The Republicans have all but given up offering any substantive ideas for healthcare reform; they simply want to kill it and harm President Obama and the Democrats. At the same time, there are critical areas of disagreement among those who sincerely want to get the job done. Let’s explore some of those areas.
1. Level of subsidies
A main provision of healthcare reform is likely to be an individual mandate, requiring everyone who doesn’t have insurance to purchase it. Since healthcare is extremely expensive, this could cause serious economic hardship to low and middle-income persons unless they’re given sufficient financial assistance. Nothing would be worse than instituting a mandate only to force tens of millions of people into spending almost all of what little disposable income they have on healthcare. Olympia Snowe, one of two Republican senators actually negotiating in good faith with the Democrats, has made it clear that she will not support any package that doesn’t include generous subsidies. House Democrats are in almost universal agreement with this position; with midterm elections coming up in 2010, nothing would be more politically damaging than passing healthcare reform without adequate funding. However, the bill reported out of the Senate Finance Committee last week contained notably less generous subsidies than those in the House bill; the differences will have to be reconciled.
I would err on the side of generosity, both because of the equity issue and the politics; middle-class families should not be burdened with a new mandate that doesn’t come with completely, or almost completely, offsetting government assistance.
2. Total cost
Various numbers have been floated, ranging from $700 billion to $1.2 trillion over 10 years; but, as I have noted earlier, the cost issue is largely a sideshow. The difference between generous proposals and those that would seriously harm the purchasing power of tens of millions of Americans is in the range of $30-$40 billion a year, which is little more than a rounding error in the federal budget. Compared to the cost of the Iraq War, Bush’s tax cuts for the rich, and the Medicare prescription drug bill, the cost of insuring all Americans is cheap, and certainly reasonable. Those who, after the last eight years of profligate spending, have suddenly become “deficit hawks” only want to derail President Obama and the Democrats.
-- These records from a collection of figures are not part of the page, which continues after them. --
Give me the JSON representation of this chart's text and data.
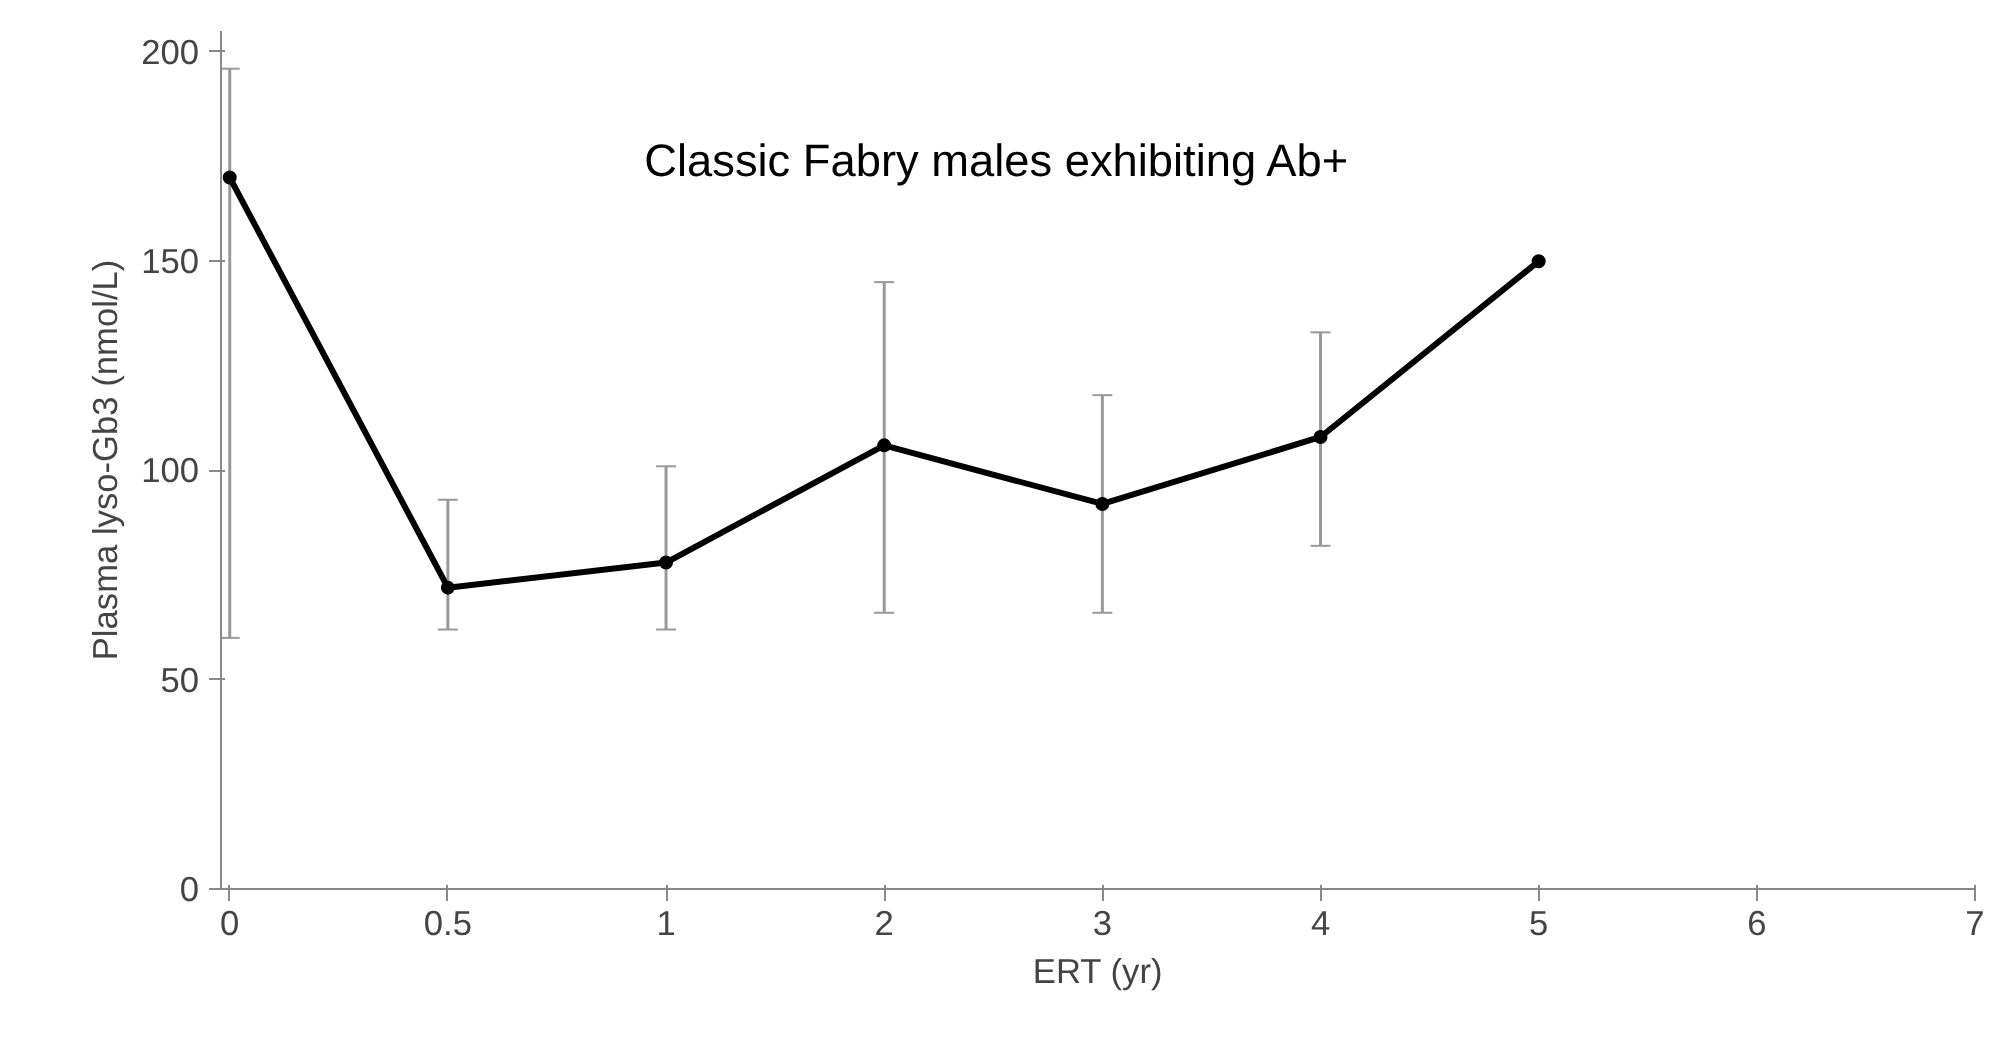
{
  "chart_data": {
    "type": "line",
    "xlabel": "ERT (yr)",
    "ylabel": "Plasma lyso-Gb3 (nmol/L)",
    "annotations": [
      "Classic Fabry males exhibiting Ab+"
    ],
    "categories": [
      "0",
      "0.5",
      "1",
      "2",
      "3",
      "4",
      "5",
      "6",
      "7"
    ],
    "series": [
      {
        "color": "#000000",
        "values": [
          170,
          72,
          78,
          106,
          92,
          108,
          150,
          null,
          null
        ],
        "errors": [
          [
            60,
            196
          ],
          [
            62,
            93
          ],
          [
            62,
            101
          ],
          [
            66,
            145
          ],
          [
            66,
            118
          ],
          [
            82,
            133
          ],
          null,
          null,
          null
        ]
      }
    ],
    "ylim": [
      0,
      205
    ],
    "yticks": [
      0,
      50,
      100,
      150,
      200
    ],
    "grid": false,
    "marker": "circle",
    "line_style": "solid"
  }
}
Instead of complaining about the costs, they should be applauding how relatively inexpensive the proposals actually are (and the extent to which Obama intends to pay for most of it through cost-saving measures).
3. Competition across states
This issue doesn’t get as much attention as it deserves. As the law currently stands, states are in charge of regulating private healthcare insurance markets and residents are not allowed to shop across state lines. This has created a large number of state insurance markets that are highly concentrated, and in which residents have only one or two providers to choose from. The results are predictable: high insurance rates driven by monopolies and an inability to create large pools with greater bargaining power. Any serious effort at reform must include national pooling so that an individual in, say, California can buy a policy from any market in the country; this would go a long way towards increasing competition and bringing down costs. It is unclear whether such a provision will make it into a final Democratic bill, but it should.
4. The public option
No issue is more contentious than whether to allow the government to offer a Medicare-like policy which citizens could choose instead of the private insurance options. Proponents contend that a public option is the only way to keep private insurance companies honest, force them to reduce administrative and overhead costs, and ultimately “bend the long-term cost curve downwards”. The logic is compelling: public programs like Medicare and Medicaid have far lower administrative costs than private insurers, and can use their leverage to negotiate lower prices with hospitals and pharmaceutical companies (though Medicare is specifically prohibited from the latter under the terms of the prescription drug benefit).
Opponents of the public option view it as a “Trojan Horse” on the way to a single-payer, Medicare-for-all system; they contend that a government-run plan would undercut private insurance because it wouldn’t have to operate at a profit, and would therefore drive private insurers out of business. Proponents counter that a public option that must operate strictly based on fees collected, absent government funding, would create a level playing field and would not have any unfair advantage.
Not all industrialized countries with universal coverage have a public option—some are single payer (Canada and the U.K.) while others (such as Switzerland) rely solely on competing private insurers. If private insurers are strictly regulated, almost like public utilities, a public option is not necessary to bring down costs. Without such regulation, however, a public option is necessary; private insurers have every incentive to maximize profits and find every means to keep costs soaring. Since it is unlikely that the Congress has the will to enact robust private insurance regulation, a public option will ultimately be necessary in the U.S. to bring down long-term costs.
Aside from the above issues, there is widespread agreement (even among many Republicans) on some core elements of healthcare reform—the elimination of exclusions for pre-existing conditions, the decoupling of insurance from jobs (i.e., a job loss would not mean the loss of insurance), hardship exemptions for the very poor and small businesses, caps on both the percentage of one’s income and total payments to insurance companies, and the need for universal coverage.
Reaching agreement on the last 20% will be difficult, but this is what politicians are elected to do. By Thanksgiving, probably, we will know if they are up to the task.